Anıtın girişimcileri, Hüseyin Alkayalı’nın katıldığı güreş oyunlarında şike kabul etmediği için çetelerin onu ürküttüğünü ve bundan dolayı Türkiye’ye kaçtığını anlattılar. Orada Tekirdağ adına yarışan Fransa’da bir başpehlivanla güreşeceği sırada rakibinin menajerinin teklif ettiği büyük bir miktarda parayı, “Ben Türklük adına güreşiyorum” diyerek reddettiğini ve Fransa’nın en büyük pehlivanını 15 dakikada yendiğini belirttiler.

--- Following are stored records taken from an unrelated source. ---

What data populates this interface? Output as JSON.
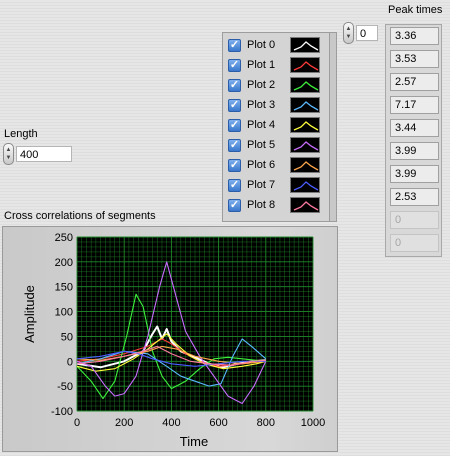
{
  "length_control": {
    "label": "Length",
    "value": "400"
  },
  "index_control": {
    "value": "0"
  },
  "peak_times": {
    "label": "Peak times",
    "values": [
      "3.36",
      "3.53",
      "2.57",
      "7.17",
      "3.44",
      "3.99",
      "3.99",
      "2.53",
      "0",
      "0"
    ]
  },
  "legend": {
    "items": [
      {
        "name": "Plot 0",
        "color": "#ffffff",
        "checked": true
      },
      {
        "name": "Plot 1",
        "color": "#ff3b3b",
        "checked": true
      },
      {
        "name": "Plot 2",
        "color": "#3cf03c",
        "checked": true
      },
      {
        "name": "Plot 3",
        "color": "#5ab8ff",
        "checked": true
      },
      {
        "name": "Plot 4",
        "color": "#ffff3c",
        "checked": true
      },
      {
        "name": "Plot 5",
        "color": "#c86cff",
        "checked": true
      },
      {
        "name": "Plot 6",
        "color": "#ffa64a",
        "checked": true
      },
      {
        "name": "Plot 7",
        "color": "#4a5cff",
        "checked": true
      },
      {
        "name": "Plot 8",
        "color": "#ff7aa0",
        "checked": true
      }
    ]
  },
  "graph": {
    "title": "Cross correlations of segments",
    "plot_bg": "#000000",
    "grid_color": "#1f8a2a",
    "check_color": "#3a78cc"
  },
  "chart_data": {
    "type": "line",
    "title": "Cross correlations of segments",
    "xlabel": "Time",
    "ylabel": "Amplitude",
    "xlim": [
      0,
      1000
    ],
    "ylim": [
      -100,
      250
    ],
    "xticks": [
      "0",
      "200",
      "400",
      "600",
      "800",
      "1000"
    ],
    "yticks": [
      "-100",
      "-50",
      "0",
      "50",
      "100",
      "150",
      "200",
      "250"
    ],
    "grid": true,
    "legend": "top-right",
    "series": [
      {
        "name": "Plot 0",
        "color": "#ffffff",
        "points": [
          [
            0,
            -5
          ],
          [
            100,
            -12
          ],
          [
            200,
            0
          ],
          [
            280,
            20
          ],
          [
            320,
            55
          ],
          [
            340,
            70
          ],
          [
            360,
            45
          ],
          [
            380,
            65
          ],
          [
            400,
            40
          ],
          [
            440,
            20
          ],
          [
            500,
            8
          ],
          [
            560,
            -5
          ],
          [
            620,
            -12
          ],
          [
            680,
            -5
          ],
          [
            740,
            0
          ],
          [
            800,
            2
          ]
        ]
      },
      {
        "name": "Plot 1",
        "color": "#ff3b3b",
        "points": [
          [
            0,
            0
          ],
          [
            100,
            5
          ],
          [
            200,
            15
          ],
          [
            300,
            30
          ],
          [
            360,
            45
          ],
          [
            400,
            35
          ],
          [
            460,
            15
          ],
          [
            520,
            0
          ],
          [
            600,
            -10
          ],
          [
            700,
            -5
          ],
          [
            800,
            0
          ]
        ]
      },
      {
        "name": "Plot 2",
        "color": "#3cf03c",
        "points": [
          [
            0,
            -10
          ],
          [
            60,
            -40
          ],
          [
            110,
            -75
          ],
          [
            160,
            -40
          ],
          [
            210,
            50
          ],
          [
            250,
            135
          ],
          [
            280,
            110
          ],
          [
            320,
            20
          ],
          [
            360,
            -30
          ],
          [
            400,
            -55
          ],
          [
            460,
            -40
          ],
          [
            520,
            -15
          ],
          [
            580,
            5
          ],
          [
            640,
            8
          ],
          [
            700,
            5
          ],
          [
            760,
            2
          ],
          [
            800,
            0
          ]
        ]
      },
      {
        "name": "Plot 3",
        "color": "#5ab8ff",
        "points": [
          [
            0,
            -5
          ],
          [
            100,
            5
          ],
          [
            200,
            20
          ],
          [
            300,
            15
          ],
          [
            380,
            -10
          ],
          [
            440,
            -30
          ],
          [
            500,
            -40
          ],
          [
            560,
            -50
          ],
          [
            610,
            -45
          ],
          [
            660,
            10
          ],
          [
            700,
            45
          ],
          [
            740,
            30
          ],
          [
            800,
            5
          ]
        ]
      },
      {
        "name": "Plot 4",
        "color": "#ffff3c",
        "points": [
          [
            0,
            -10
          ],
          [
            80,
            -20
          ],
          [
            160,
            -15
          ],
          [
            240,
            5
          ],
          [
            300,
            25
          ],
          [
            340,
            40
          ],
          [
            380,
            55
          ],
          [
            420,
            35
          ],
          [
            480,
            10
          ],
          [
            540,
            -5
          ],
          [
            620,
            -15
          ],
          [
            700,
            -10
          ],
          [
            760,
            -5
          ],
          [
            800,
            0
          ]
        ]
      },
      {
        "name": "Plot 5",
        "color": "#c86cff",
        "points": [
          [
            0,
            0
          ],
          [
            60,
            -10
          ],
          [
            120,
            -50
          ],
          [
            160,
            -70
          ],
          [
            200,
            -65
          ],
          [
            250,
            -30
          ],
          [
            300,
            50
          ],
          [
            350,
            150
          ],
          [
            380,
            200
          ],
          [
            420,
            130
          ],
          [
            460,
            60
          ],
          [
            520,
            10
          ],
          [
            580,
            -30
          ],
          [
            640,
            -70
          ],
          [
            700,
            -85
          ],
          [
            750,
            -50
          ],
          [
            800,
            0
          ]
        ]
      },
      {
        "name": "Plot 6",
        "color": "#ffa64a",
        "points": [
          [
            0,
            5
          ],
          [
            100,
            2
          ],
          [
            200,
            10
          ],
          [
            300,
            20
          ],
          [
            360,
            30
          ],
          [
            420,
            25
          ],
          [
            500,
            10
          ],
          [
            600,
            0
          ],
          [
            700,
            -5
          ],
          [
            800,
            0
          ]
        ]
      },
      {
        "name": "Plot 7",
        "color": "#4a5cff",
        "points": [
          [
            0,
            5
          ],
          [
            100,
            10
          ],
          [
            200,
            20
          ],
          [
            260,
            15
          ],
          [
            320,
            5
          ],
          [
            400,
            -5
          ],
          [
            500,
            -10
          ],
          [
            600,
            -5
          ],
          [
            700,
            0
          ],
          [
            800,
            0
          ]
        ]
      },
      {
        "name": "Plot 8",
        "color": "#ff7aa0",
        "points": [
          [
            0,
            -5
          ],
          [
            100,
            0
          ],
          [
            200,
            10
          ],
          [
            280,
            20
          ],
          [
            340,
            30
          ],
          [
            400,
            15
          ],
          [
            480,
            0
          ],
          [
            560,
            -5
          ],
          [
            660,
            -8
          ],
          [
            740,
            0
          ],
          [
            800,
            2
          ]
        ]
      }
    ]
  }
}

Hüseyin Alkayalı, 1934 – 1942 yıları arasında 9 defa arka arkaya olmak üzere Edirne’de düzenlenen Tarihi Kırkpınar Yağlı Güreşleri’nde 13 yıl başpehlivanlığı kazanan, 3 altın kemer sahibi gururumuzdur. 1908 yılında Kırcaali’nin Alkaya köyünde dünyaya gelen pehlivan çiftçilik ve bakkalıkla uğraşan Osman ağanın oğludur. Diğer kardeşleri Ali ve Bekir de pehlivandır. Üç erkek ve bir kız evlat babasıdır. Bulgaristan’da son güreşini Krumovgrad’da yapan Hüseyin pehlivan 120 kiloluk rakibini hemen yere serince karşı tarafın düşmanlığını kazanarak saldırısına uğruyor. Bu sebepten dolayı 1927 yılında ailesiyle birlikte Türkiye’ye göç ediyor, Tekirdağ’a yerleşiyor. Burada köyünün adı Alkaya’yı soyadı olarak alıyor. Türkiye’de güreş oynamaya devam eden Hüseyin pehlivan kendini gerek yurt içinde, gerekse yurt dışında elde ettiği üstün başarılarla kanıtlıyor.
Hüseyin Pehlivan 1980 yılında rahatsızlanıyor ve kalp büyümesi yüzünden tedavi gördüğü Tekirdağ Devlet Hastanesi’nde 10 Şubat 1982 tarihinde dünyaya gözlerini yumuyor.
Hayrabolu yolu üzerindeki Belediye mezarlığına defnolunuyor.